Elfrida Wing, the director’s wife, is an alcoholic novelist, with suicidal tendencies, who hides her vodka in a vinegar bottle. In book reviews, Elfrida has been compared to Virginia Woolf, but she doesn’t see the similarity and doesn’t really care for Woolf’s work. Elfrida hasn’t written a novel in 10 years, but she’s certain she can get started again. She keeps thinking up titles for her future novels, the latest names being The Zigzag Man and The Last Day of Virginia Woolf. Elfrida’s husband Reggie Tipton is a philanderer having a fling with a younger screenwriter who’s been hired to rewrite parts of the script. Elfrida has tolerated his cheating several times over the years they’ve been married.

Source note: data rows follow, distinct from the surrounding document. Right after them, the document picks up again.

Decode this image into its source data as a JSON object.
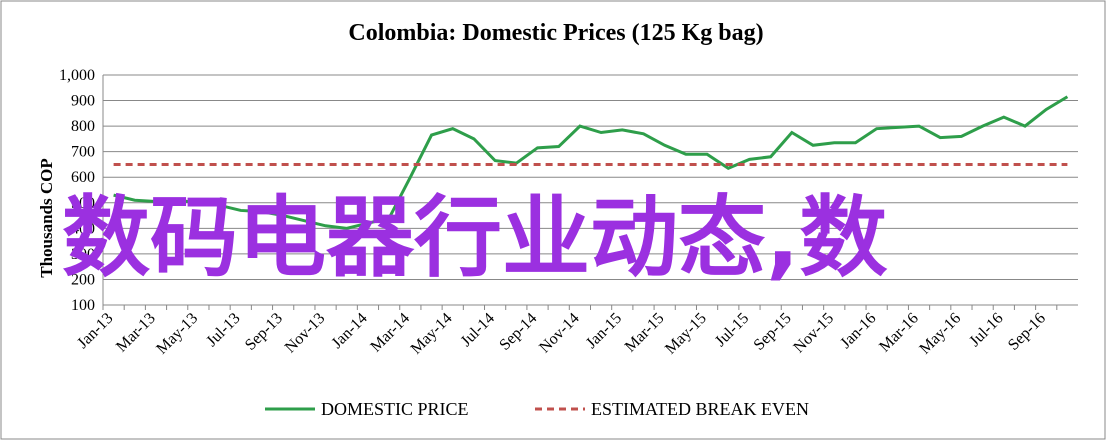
{
  "chart_data": {
    "type": "line",
    "title": "Colombia:  Domestic Prices (125 Kg bag)",
    "y_label": "Thousands COP",
    "categories": [
      "Jan-13",
      null,
      "Mar-13",
      null,
      "May-13",
      null,
      "Jul-13",
      null,
      "Sep-13",
      null,
      "Nov-13",
      null,
      "Jan-14",
      null,
      "Mar-14",
      null,
      "May-14",
      null,
      "Jul-14",
      null,
      "Sep-14",
      null,
      "Nov-14",
      null,
      "Jan-15",
      null,
      "Mar-15",
      null,
      "May-15",
      null,
      "Jul-15",
      null,
      "Sep-15",
      null,
      "Nov-15",
      null,
      "Jan-16",
      null,
      "Mar-16",
      null,
      "May-16",
      null,
      "Jul-16",
      null,
      "Sep-16",
      null
    ],
    "series": [
      {
        "name": "DOMESTIC PRICE",
        "color": "#2e9e4a",
        "dashed": false,
        "values": [
          530,
          510,
          505,
          510,
          500,
          490,
          470,
          465,
          450,
          430,
          410,
          400,
          420,
          440,
          600,
          765,
          790,
          750,
          665,
          655,
          715,
          720,
          800,
          775,
          785,
          770,
          725,
          690,
          690,
          635,
          670,
          680,
          775,
          725,
          735,
          735,
          790,
          795,
          800,
          755,
          760,
          800,
          835,
          800,
          865,
          915
        ]
      },
      {
        "name": "ESTIMATED BREAK EVEN",
        "color": "#c0504d",
        "dashed": true,
        "values": [
          650,
          650,
          650,
          650,
          650,
          650,
          650,
          650,
          650,
          650,
          650,
          650,
          650,
          650,
          650,
          650,
          650,
          650,
          650,
          650,
          650,
          650,
          650,
          650,
          650,
          650,
          650,
          650,
          650,
          650,
          650,
          650,
          650,
          650,
          650,
          650,
          650,
          650,
          650,
          650,
          650,
          650,
          650,
          650,
          650,
          650
        ]
      }
    ],
    "ylim": [
      100,
      1000
    ],
    "yticks": [
      100,
      200,
      300,
      400,
      500,
      600,
      700,
      800,
      900,
      {
        "value": 1000,
        "label": "1,000"
      }
    ],
    "grid": true,
    "legend": "bottom"
  },
  "overlay_text": "数码电器行业动态,数"
}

But she isn’t exactly an innocent, either, since she was complicit in cheating with Reggie, as they were having the affair when he was still married. After the success of her novel The Big Show, Elfrida and Reggie finally married. Then she had her miscarriage and “Everything had gone wrong after that, yes, that was the crisis point.” Besides being a cheater, Reggie is a pompous ass who’s legally changed his name to Rodrigo and insists on being called that. Eventually, she is determined to write the Virginia Woolf book and thinks the writing of it will solve her drinking problem. With that book in her head, “Life was suddenly worth living again.” Eventually Elfrida researches and follows Woolf’s life so closely that she even contemplates suicide in the manner of Virginia Woolf: wearing a fur coat with a stone in her pocket and drowning herself in the Ouse River. But even though Elfrida answers the fundamental philosophical question posed by Camus and quoted in the book’s second epigraph about deciding whether life is worth living, she still wants her agent to get her a two-book advance from her publisher.

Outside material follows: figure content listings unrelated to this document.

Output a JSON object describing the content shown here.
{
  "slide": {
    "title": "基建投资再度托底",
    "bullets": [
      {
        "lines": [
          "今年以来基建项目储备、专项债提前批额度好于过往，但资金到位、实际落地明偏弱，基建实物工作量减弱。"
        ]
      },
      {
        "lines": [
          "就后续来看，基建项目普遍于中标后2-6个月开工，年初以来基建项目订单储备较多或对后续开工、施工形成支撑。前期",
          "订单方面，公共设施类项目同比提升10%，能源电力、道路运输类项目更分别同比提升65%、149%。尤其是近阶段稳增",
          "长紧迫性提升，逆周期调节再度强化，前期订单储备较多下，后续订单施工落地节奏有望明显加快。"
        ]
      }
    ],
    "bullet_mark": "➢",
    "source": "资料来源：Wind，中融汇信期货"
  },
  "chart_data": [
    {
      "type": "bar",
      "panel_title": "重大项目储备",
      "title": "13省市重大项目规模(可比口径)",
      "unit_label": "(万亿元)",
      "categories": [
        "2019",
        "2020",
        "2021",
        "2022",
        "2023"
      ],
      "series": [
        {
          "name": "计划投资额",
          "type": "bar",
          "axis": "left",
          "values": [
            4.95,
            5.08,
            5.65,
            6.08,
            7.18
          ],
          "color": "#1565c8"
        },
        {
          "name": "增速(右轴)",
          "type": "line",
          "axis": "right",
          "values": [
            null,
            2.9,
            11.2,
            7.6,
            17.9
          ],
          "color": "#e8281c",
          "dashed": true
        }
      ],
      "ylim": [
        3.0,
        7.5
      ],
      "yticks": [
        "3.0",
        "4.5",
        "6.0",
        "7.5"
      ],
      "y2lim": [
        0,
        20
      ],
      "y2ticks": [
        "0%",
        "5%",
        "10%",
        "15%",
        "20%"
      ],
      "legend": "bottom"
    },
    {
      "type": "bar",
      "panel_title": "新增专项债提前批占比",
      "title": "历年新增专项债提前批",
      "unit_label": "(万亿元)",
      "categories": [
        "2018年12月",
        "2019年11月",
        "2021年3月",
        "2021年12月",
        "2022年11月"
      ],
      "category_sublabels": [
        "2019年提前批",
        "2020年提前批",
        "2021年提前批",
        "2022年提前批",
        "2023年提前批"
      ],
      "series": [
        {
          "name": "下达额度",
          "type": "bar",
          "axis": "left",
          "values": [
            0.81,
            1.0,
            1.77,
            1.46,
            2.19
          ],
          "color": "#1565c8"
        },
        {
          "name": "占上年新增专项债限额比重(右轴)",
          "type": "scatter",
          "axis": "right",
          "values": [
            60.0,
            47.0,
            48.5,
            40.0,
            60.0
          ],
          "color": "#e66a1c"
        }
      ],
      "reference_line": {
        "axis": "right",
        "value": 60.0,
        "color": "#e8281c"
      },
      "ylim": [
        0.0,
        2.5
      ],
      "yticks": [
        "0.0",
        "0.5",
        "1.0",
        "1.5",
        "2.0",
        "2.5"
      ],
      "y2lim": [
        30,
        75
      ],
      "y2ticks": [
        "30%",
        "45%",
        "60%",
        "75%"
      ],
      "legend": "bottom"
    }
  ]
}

Talbot doesn’t know a lot about some of the more private problems of the folks around him, but besides dealing with the typical kerfuffles on the set and the possible theft of film stock, his biggest problem is dealing with the Special Section detective inspector and the FBI agent who show up to question Anny about her husband Cornell, who they’re certain is in Britain to contact her. When Cornell does meet up with Anny, he wants money, which she borrows from Talbot to give him. It seems rather odd to me that Talbot doesn’t suspect that the money Anny wants ostensibly for “peace of mind” has something to do with Cornell. He wonders if it was “Blackmail? Some sort of pay-off? Gambling? A debt?... None of my business.” I guess, as he says, he has a “lot on his plate.” Soon, the FBI and Special Branch have more questions, and Anny flees the country, leaving Talbot without a lead actress. So, he sets off to find her.

Trio is a fine, well-tuned novel with plenty of perfectly-paced drama, wit, and intriguing plot twists that accompany its more serious themes about privacy, secrecy, and Camus’s one fundamental philosophical question from which all questions follow. Since Boyd’s story is populated mostly with film folks, and knowing that Boyd has had his hand in screenplays and plays, I wouldn’t be surprised if he doesn’t write the screenplay for this story, even if film doesn’t quite reveal what’s going on in those masked and private human heads as perfectly as the novel.